Mais cet aspect édifiant était à la source de plusieurs conflits. Une de ces « histoires édifiantes », où la conversion de quelques jeunes nobles chinois mène à leur « martyre », a fini par être doublement instrumentalisée par Voltaire21. Aux yeux des Jésuites, cette histoire représentait une histoire du succès de leur mission (la conversion) et une preuve de sa difficulté (le martyre). Voltaire partage en fait la vision jésuite de la vie politique de la Chine, en voyant dans l’Empereur un despote éclairé (alors que Montesquieu présente au livre VIII de l’Esprit des Lois le pays comme un exemple de tyrannie, dirigé par la peur). Cependant, et de façon peu surprenante, cette histoire est devenue une arme entre les mains de Voltaire dans la bataille contre « l’Infâme », pour critiquer l’idée même du prosélytisme : les Jésuites y apparaissent comme représentants et symboles même du fanatisme religieux qui se propage dans des territoires autrefois paisibles.

Entre le moment de la naissance des récits de la mission Ricci et celui du compendium de Kirchner, un changement majeur s’opère à partir de la fin du 17e siècle dans la présence européenne en Chine : la direction de la mission jésuite d’Extrême-Orient est reprise par des Français, et par des auteurs qui sont pour la plupart formés non seulement en langues (tous les Jésuites en partance vers la Chine l’étaient, d’habitude à la maison de l’ordre à Goa), mais également en sciences. Du groupe envoyé en Chine avec le soutien de Louis XIV en 1685, certains – le personnage le plus connu de ce groupe est le père Avril – ont tenté de faire le trajet par terre, mais se sont heurtés à l’attitude peu coopérative du tzar. D’autres ont fait le trajet par mer – c’est le groupe que nous connaissons aujourd’hui sous le nom de « mathématiciens du roi ». De ce groupe, le père Tachard est resté au Siam et est devenu une autorité incontournable sur ce territoire, tandis que cinq autres ont continué jusqu’en Chine – de ce groupe, le personnage le plus connu est le père Antoine Gaubil, astronome respecté dans toute la République des Lettres.

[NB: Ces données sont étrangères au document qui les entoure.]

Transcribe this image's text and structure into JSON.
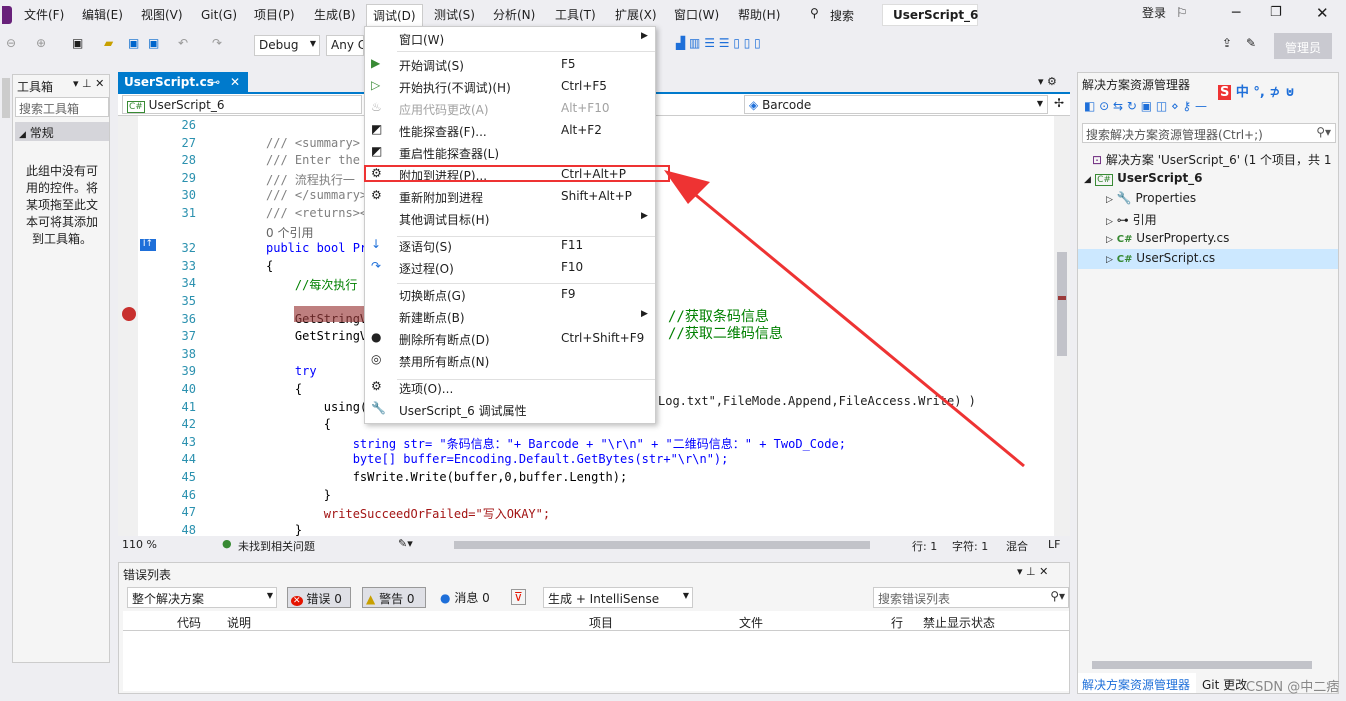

Comme le titre « mathématiciens du roi » l’indique, cette expérience jésuite avait, en plus de la mission évangélisatrice, une mission nationale et royale. L’absolutisme français était probablement considérablement moins critique envers les voyages que ne le suggère Paul Hazard dans sa présentation de l’époque de la « stabilité » (qui précèderait la « crise »)22; mais le flux d’information concernant toute forme d’altérité, et en particulier d’altérité religieuse et politique, devait être contrôlé. Du point de vue du gouvernement, des informations fournies par un groupe de Jésuites hautement qualifiés et fidèles autant au roi qu’à la foi servaient très bien des plans diplomatiques et commerciaux de longue haleine. Grâce à l’arrivée en Chine de ce groupe ayant reçu une formation scientifique, l’appréciation générale des récits jésuites a également considérablement augmenté : le travail des savants jésuites missionnaires pouvait être apprécié par les acteurs de la République des Lettres au même titre qu’ils avaient apprécié – non sans critiques et certainement pas à l’unanimité – le travail de l’organe scientifique jésuite les Mémoires de Trévoux. Ainsi, les récits jésuites pouvaient servir de base à la collecte d’informations pour des auteurs venant d’univers divers, comme en témoigne par exemple une table manuscrite des sujets discutés dans ces récits dans une édition des Lettres édifiantes que j’ai pu étudier à la James Ford Bell Library de Minneapolis.

Cette appréciation scientifique des Lettres édifiantes ne s’est pas faite sans heurts. Christian Albertan le souligne, souvent « on leur a reproché […] d’être orientées, filtrées et finalement peu crédibles23. » Même au sein des Jésuites, des conflits apparaissent : on reproche au père Du Halde de parler de la Chine sans y avoir résidé, et à d’autres leur culture scientifique insuffisante. Tous les Jésuites étaient considérés par leurs lecteurs comme étant d’une sinophilie excessive. Cependant, alors qu’un travail critique complexe sur les sources jésuites se déroule dans les milieux les plus éduqués – comme auprès des encyclopédistes – pour un plus large public, auquel les collections de voyage s’adressent, c’est surtout le côté « édifiant » qui pose problème.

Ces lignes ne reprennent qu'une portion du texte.